Improving your credit
Improving your credit score is not as difficult as it may seem. It takes time and know-how. Let me guide you through the steps to:
Remove false information
Negotiate with creditors
Add accounts that will boost your credit scores
Work with lenders that offer flexible lending programs
Work around collections, foreclosures, bankruptcies, tax liens. All these issues are considered by lenders but do not necessarily lead to declining a loan application.
Credit bureaus may charge for various services, but I do not charge to help you through the process.
Interest rates
One of the most common questions borrowers ask is "what's the current interest rate." The truth is, there is no one size fits all when it comes to interest rates. Rates are based on six basic issues:
credit score
current income vs current debt
length of employment
assets for down payment and cash reserves
value of the property vs loan amount
personal residence vs investment property
There are many variables to each of these, so nearly anyone will fit within some configuration of them. There are other issues that may affect interest rates based on personal preferences, but these are the basics.

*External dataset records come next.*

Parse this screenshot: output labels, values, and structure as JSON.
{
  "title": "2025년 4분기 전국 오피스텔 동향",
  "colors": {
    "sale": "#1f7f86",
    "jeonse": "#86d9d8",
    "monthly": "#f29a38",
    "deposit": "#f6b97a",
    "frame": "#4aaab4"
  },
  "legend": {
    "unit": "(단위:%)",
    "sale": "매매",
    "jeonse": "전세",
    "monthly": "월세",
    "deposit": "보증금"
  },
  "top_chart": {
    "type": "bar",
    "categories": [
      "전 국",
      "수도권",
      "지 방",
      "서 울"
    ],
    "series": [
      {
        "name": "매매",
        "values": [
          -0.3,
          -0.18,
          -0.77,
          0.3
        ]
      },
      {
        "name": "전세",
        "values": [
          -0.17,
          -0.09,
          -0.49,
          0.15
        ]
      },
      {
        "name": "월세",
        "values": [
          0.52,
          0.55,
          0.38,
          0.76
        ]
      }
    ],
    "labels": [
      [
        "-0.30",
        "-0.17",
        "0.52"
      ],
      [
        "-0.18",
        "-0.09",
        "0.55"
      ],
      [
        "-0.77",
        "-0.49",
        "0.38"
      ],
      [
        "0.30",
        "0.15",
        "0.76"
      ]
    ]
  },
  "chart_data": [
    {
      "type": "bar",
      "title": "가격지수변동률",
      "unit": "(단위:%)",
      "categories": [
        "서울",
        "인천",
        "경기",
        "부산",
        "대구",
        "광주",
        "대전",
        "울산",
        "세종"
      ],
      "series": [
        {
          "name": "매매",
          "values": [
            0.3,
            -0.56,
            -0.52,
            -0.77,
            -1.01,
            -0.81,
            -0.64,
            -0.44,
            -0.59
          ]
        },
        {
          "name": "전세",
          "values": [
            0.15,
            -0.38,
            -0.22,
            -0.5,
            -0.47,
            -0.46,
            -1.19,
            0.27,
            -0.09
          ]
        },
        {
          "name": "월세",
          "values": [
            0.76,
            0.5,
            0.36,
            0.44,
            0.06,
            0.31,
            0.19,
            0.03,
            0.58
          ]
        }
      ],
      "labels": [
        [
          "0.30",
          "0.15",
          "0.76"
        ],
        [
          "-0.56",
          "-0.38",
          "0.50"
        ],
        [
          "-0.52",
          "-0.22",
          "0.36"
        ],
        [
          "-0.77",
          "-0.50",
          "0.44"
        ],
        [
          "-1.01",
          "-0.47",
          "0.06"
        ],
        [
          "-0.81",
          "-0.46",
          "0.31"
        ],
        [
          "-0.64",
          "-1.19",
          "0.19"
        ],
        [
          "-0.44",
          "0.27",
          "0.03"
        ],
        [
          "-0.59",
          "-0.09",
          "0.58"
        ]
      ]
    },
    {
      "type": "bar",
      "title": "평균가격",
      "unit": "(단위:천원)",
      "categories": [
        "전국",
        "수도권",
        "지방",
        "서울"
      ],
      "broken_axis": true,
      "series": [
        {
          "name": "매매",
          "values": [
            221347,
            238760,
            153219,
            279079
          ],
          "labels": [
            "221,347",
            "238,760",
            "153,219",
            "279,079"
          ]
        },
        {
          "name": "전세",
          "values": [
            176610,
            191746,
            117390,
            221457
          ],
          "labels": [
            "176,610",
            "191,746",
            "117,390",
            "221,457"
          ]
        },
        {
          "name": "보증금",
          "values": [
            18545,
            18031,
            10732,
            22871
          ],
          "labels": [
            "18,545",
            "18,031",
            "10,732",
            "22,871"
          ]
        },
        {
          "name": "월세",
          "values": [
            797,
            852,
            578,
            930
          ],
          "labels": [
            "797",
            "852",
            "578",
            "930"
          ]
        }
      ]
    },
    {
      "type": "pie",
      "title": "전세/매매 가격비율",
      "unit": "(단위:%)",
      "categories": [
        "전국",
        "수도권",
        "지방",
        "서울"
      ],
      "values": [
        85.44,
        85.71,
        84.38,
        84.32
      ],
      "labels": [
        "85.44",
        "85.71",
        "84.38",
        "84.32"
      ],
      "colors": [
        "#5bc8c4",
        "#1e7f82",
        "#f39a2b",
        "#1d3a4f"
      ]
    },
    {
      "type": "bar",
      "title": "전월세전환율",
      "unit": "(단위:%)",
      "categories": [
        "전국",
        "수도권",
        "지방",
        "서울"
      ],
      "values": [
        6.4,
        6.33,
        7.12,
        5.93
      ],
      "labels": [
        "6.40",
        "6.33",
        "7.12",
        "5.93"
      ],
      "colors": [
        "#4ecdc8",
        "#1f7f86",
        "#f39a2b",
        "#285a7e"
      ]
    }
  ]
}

Interest rates move up or down very slowly and by small percentages. A typical average interest rate over the past year for a mortgage is fixed at 4% for 30 years.
Loan applications
The loan application is a universal form used by all lenders in the United States. The basic questions are:
Name, Social Security number, date of birth, current address, phone number, email address
Subject property address (new or current for refinance)
How title will be held
Employer and employment history
Income
Assets (accessible funds)
Liabilities (as listed on credit report)
Real estate owned
Questions regarding bankruptcy, co-borrowers, etc
Types of loans
Purchase Loans
The most common terms for purchase loans are those that require 20% of the purchase price to be paid at closing with a loan amount of 80% of the purchase price to be paid over the 30 year period. However, there are many variations on terms:
Down payment can be as low as 3.5% with an additional up front and monthly charge for mortgage insurance. These loan programs charge a lower interest rate and are often helpful to first-time home buyers.
Conventional loans provide programs requiring as little as 5% down payment. There is a monthly charge for mortgage insurance for these loans.
Down payment and closing costs can be covered by a non-profit down payment assistance organization.
Payments can be made over a 30, 20, 15, or 10 year period -- the shorter the period, the greater the monthly payment. Some programs have low interest rates for 7, 5, or 3 years, then increase for the remaining term of the loan.
Refinance Loans Cash Out Loans
Refinancing an existing loan can serve multiple beneficial purposes:
To lower the current interest rate and monthly payment
To get cash out from the equity to remodel, pay bills, take a vacation, or for emergencies
Most banks will refinance with cash out up to 80% of the current appraised value of your house. For example:
The current appraised value: $300,000
Your current loan balance: $200,000
New refinance loan amount: $240,000 (80% of $300,000)
Pay off current loan: $200,000
Cash out to borrower: $40,000
The new payment will be based on the new loan amount of $240,000 plus some closing costs. The new interest rate is determined by the usual criteria for getting a loan (credit score, income, etc).
Reverse Mortgage Loans
In October 2017, new rules for reverse mortgages went into law. They came about with the increase of retirees among baby boomers. Here are some of the regulations for homeowners who wish to take advantage of reverse mortgages:
Borrower must be 62 or older (including spouse)
House must have some equity
Reverse Mortgage Loans are insured and guaranteed by FHA
Borrowers have options of getting monthly payments for their house, receiving a lump sum for their house, or a combination of the two
Borrowers own their house until they move out or die, even if the payments from the lender exceed the value of their house.
Borrowers can sell their house by paying off the amount paid to them by the lender based on the original appraised value when they entered into the reverse mortgage.
Borrowers can sell their house and buy a new one with a reverse mortgage if they make a 30%-50% down payment. Borrowers get to earn equity on the house but do not have to make house payments on the increased value.